Utang Luar Negeri Swasta Sudah Lampu Merah
JAKARTA, SATUHARAPAN.COM - Utang luar negeri swasta dewasa ini sudah memasuki fase lampu merah yang menekan rupiah dan membahayakan perekonomian. Jumlah utang luar negeri swasta kini mencapai 53,8 persen dari total utang luar negeri Indonesia, naik tiga kali lipat hanya dalam tempo 10 tahun.
Utang swasta pada tahun 2005 baru 50,6 miliar dolar AS lalu meningkat menjadi 80 miliar dolar AS pada akhir 2007. Kemudian naik lagi menjadi 156,2 miliar dolar AS pada akhir Agustus 2014. Sedangkan posisi utang luar negeri swasta pada Desember 2014 mencapai 163,47 dolar AS.
Menurut Herdi Sahrasad, Peneliti Senior PSIK Universitas Paramadina dan Pengajar Paramadina Graduate School, tahun 2015 utang luar negeri swasta pada kuartal I sudah mencapai 165,3 miliar dolar AS. Dengan demikian rasio pembayaran utang luar negeri swasta terhadap pendapatan ekspor atau yang dikenal dengan istilah debt service ratio (DSR) juga meningkat. Pada kurun 2005-2007 DSR baru sekitar 15 persen, sekarang sudah mencapai 54 persen. Padahal menurut konsensus para ekonom, DSR yang sehat adalah 0-30 persen.
"Kondisi ini mengakibatkan kerentanan pada kondisi makroekonomi, karena tingginya DSR itu sudah memasuki fase 'lampu merah,'" tulis Herdi Sahrasad dalam artikelnya di harian Kompas (24/7).

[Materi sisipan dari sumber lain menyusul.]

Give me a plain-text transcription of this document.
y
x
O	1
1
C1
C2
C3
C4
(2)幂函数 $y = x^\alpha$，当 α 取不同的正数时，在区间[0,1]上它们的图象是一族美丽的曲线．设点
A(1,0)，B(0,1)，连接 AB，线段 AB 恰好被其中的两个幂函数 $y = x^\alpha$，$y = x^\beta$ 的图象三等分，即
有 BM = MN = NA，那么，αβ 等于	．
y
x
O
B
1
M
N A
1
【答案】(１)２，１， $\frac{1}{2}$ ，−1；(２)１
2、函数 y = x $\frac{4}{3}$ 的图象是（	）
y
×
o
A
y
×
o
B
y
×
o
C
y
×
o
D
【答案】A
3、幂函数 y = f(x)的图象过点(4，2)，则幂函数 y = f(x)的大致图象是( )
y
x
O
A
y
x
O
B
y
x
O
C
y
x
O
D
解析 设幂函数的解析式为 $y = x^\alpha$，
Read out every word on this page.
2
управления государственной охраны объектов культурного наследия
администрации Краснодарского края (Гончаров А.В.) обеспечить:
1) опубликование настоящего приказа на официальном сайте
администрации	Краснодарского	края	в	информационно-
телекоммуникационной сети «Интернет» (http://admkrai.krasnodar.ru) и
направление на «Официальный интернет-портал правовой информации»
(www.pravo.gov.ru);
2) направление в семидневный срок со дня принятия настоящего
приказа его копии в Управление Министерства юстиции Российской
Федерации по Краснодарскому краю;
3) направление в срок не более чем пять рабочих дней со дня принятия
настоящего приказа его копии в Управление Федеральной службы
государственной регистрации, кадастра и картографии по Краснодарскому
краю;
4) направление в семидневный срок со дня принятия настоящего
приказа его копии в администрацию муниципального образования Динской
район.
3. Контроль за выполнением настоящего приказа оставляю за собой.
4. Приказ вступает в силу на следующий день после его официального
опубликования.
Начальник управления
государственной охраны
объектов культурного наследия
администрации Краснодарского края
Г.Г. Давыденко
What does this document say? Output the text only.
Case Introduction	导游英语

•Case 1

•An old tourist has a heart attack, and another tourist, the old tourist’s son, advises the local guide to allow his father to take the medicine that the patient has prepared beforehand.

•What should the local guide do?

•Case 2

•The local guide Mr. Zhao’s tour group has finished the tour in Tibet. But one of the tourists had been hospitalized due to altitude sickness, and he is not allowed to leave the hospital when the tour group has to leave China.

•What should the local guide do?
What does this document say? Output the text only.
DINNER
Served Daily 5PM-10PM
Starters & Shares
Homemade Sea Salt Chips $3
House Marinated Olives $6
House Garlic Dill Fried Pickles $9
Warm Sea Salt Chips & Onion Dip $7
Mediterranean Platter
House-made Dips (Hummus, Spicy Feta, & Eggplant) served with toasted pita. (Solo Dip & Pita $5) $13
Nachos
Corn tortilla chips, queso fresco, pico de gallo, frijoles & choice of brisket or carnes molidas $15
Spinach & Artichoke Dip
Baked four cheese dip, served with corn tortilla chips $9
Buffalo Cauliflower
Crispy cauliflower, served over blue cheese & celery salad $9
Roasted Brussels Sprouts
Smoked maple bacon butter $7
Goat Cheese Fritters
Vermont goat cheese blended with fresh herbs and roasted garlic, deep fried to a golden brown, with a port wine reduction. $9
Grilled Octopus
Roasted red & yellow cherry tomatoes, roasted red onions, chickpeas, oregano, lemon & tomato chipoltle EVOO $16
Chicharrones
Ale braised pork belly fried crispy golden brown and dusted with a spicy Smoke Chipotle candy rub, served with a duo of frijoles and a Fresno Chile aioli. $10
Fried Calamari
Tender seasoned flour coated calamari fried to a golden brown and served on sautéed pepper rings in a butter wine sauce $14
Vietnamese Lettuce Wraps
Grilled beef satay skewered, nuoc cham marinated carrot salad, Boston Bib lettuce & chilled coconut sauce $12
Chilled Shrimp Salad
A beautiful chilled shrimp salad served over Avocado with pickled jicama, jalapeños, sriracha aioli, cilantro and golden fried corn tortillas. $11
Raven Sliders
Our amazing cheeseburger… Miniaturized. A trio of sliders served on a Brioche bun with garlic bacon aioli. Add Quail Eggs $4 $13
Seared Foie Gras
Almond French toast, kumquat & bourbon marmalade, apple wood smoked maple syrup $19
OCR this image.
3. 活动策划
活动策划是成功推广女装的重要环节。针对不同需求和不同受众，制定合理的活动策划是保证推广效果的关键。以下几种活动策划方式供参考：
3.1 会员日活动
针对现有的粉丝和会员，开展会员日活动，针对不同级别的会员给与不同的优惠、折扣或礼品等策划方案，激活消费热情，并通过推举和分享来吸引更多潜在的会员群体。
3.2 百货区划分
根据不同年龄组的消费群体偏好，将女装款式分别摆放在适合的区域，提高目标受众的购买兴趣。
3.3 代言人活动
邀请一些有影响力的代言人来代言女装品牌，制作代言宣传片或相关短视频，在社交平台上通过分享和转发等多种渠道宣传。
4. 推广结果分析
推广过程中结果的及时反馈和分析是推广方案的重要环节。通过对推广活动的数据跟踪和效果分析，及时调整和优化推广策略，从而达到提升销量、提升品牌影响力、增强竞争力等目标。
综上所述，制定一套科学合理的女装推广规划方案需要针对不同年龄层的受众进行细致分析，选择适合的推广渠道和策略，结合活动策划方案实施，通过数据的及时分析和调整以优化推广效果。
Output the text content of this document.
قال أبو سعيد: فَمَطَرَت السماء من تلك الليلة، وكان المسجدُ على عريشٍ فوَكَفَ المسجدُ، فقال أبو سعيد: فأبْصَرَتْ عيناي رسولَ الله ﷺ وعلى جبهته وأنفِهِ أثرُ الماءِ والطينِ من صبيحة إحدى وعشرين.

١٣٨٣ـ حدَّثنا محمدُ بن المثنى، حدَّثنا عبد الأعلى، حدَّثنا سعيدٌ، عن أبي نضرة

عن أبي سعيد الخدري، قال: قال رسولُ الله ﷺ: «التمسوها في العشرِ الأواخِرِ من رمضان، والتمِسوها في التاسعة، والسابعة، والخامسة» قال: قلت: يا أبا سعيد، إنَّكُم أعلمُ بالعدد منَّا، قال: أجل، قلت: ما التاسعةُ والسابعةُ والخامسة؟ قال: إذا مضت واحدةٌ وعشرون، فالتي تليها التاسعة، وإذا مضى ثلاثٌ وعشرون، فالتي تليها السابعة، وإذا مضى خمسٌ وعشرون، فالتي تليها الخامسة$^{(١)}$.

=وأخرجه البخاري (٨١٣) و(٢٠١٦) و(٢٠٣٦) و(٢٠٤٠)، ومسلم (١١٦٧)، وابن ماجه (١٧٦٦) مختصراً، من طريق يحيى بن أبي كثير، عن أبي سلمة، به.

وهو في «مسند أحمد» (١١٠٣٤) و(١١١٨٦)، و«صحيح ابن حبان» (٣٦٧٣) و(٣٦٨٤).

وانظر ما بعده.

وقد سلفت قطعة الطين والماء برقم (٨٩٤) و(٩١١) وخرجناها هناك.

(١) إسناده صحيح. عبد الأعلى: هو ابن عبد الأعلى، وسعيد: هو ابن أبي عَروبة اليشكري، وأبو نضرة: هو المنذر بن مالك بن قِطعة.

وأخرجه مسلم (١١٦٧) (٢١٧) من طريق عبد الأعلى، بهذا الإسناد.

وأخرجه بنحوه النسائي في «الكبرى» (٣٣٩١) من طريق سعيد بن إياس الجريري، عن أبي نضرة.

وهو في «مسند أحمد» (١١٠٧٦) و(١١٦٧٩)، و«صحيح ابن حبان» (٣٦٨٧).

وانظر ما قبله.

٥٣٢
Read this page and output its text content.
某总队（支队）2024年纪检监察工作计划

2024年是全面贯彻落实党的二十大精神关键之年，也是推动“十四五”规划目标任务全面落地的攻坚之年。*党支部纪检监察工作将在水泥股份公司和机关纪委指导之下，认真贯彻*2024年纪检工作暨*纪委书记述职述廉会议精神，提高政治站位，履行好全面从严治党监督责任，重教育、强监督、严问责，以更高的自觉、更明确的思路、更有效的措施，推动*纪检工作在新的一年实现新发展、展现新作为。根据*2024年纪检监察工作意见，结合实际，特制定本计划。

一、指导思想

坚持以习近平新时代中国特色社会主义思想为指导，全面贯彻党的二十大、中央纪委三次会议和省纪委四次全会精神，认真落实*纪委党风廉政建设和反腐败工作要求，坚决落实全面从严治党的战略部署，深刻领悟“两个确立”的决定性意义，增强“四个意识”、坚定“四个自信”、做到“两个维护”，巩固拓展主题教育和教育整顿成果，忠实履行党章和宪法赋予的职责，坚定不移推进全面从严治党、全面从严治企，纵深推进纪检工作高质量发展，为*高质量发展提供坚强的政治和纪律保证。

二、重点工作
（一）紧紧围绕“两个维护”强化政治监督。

Hal ini semakin memprihatinkan karena menurut Herdi, utang luar negeri swasta kerap digunakan bukan untuk mendorong ekspor tetapi malah untuk sektor nontradeable yang cenderung kontraproduktif.
Herdi menambahkan, utang luar negeri swasta rentan terhadap sejumlah risiko, terutama risiko nilai tukar (currency risk), risiko likuiditas (liquidity risk), dan risiko beban utang yang berlebihan (over leverage risk).
Selain itu utang luar negeri swasta mengidap risiko nilai tukar cukup tinggi karena sebagian besar korporasi yang mengambil utang luar negeri menggunakannya untuk membiayai kegiatan usaha berorientasi domestik yang menghasilkan pendapatan dalam rupiah. Padahal pembayaran utang luar negeri dilakukan dalam valuta asing (valas).
Kenyataan itu diperparah lagi oleh banyaknya korporasi yang belum menggunakan instrumen lindung nilai (hedging). Sementara untuk risiko likuiditas, risiko ini juga cukup tinggi. Pasalnya, banyak korporasi swasta yang mengambil utang luar negeri berjangka pendek untuk kebutuhan sektor non-tradeable.
Meskipun Bank Indonesia (BI) menilai secara persentase rasio utang luar negeri swasta terhadap PDB masih di level aman, bobotnya sudah menciptakan currency mismatch, disebabkan pihak swasta yang berutang dalam bentuk valas, tetapi menginvestasikannya untuk kegiatan bisnis yang menghasilkan rupiah.
"Artinya, dari utang valas itu mereka tidak kembali menghasilkan valas, yang bisa membahayakan perekonomian nasional. Bahkan, sejak beberapa tahun terakhir ini peningkatan utang luar negeri swasta bisa dikatakan sudah berpotensi membahayakan perekonomian Indonesia," kata dia.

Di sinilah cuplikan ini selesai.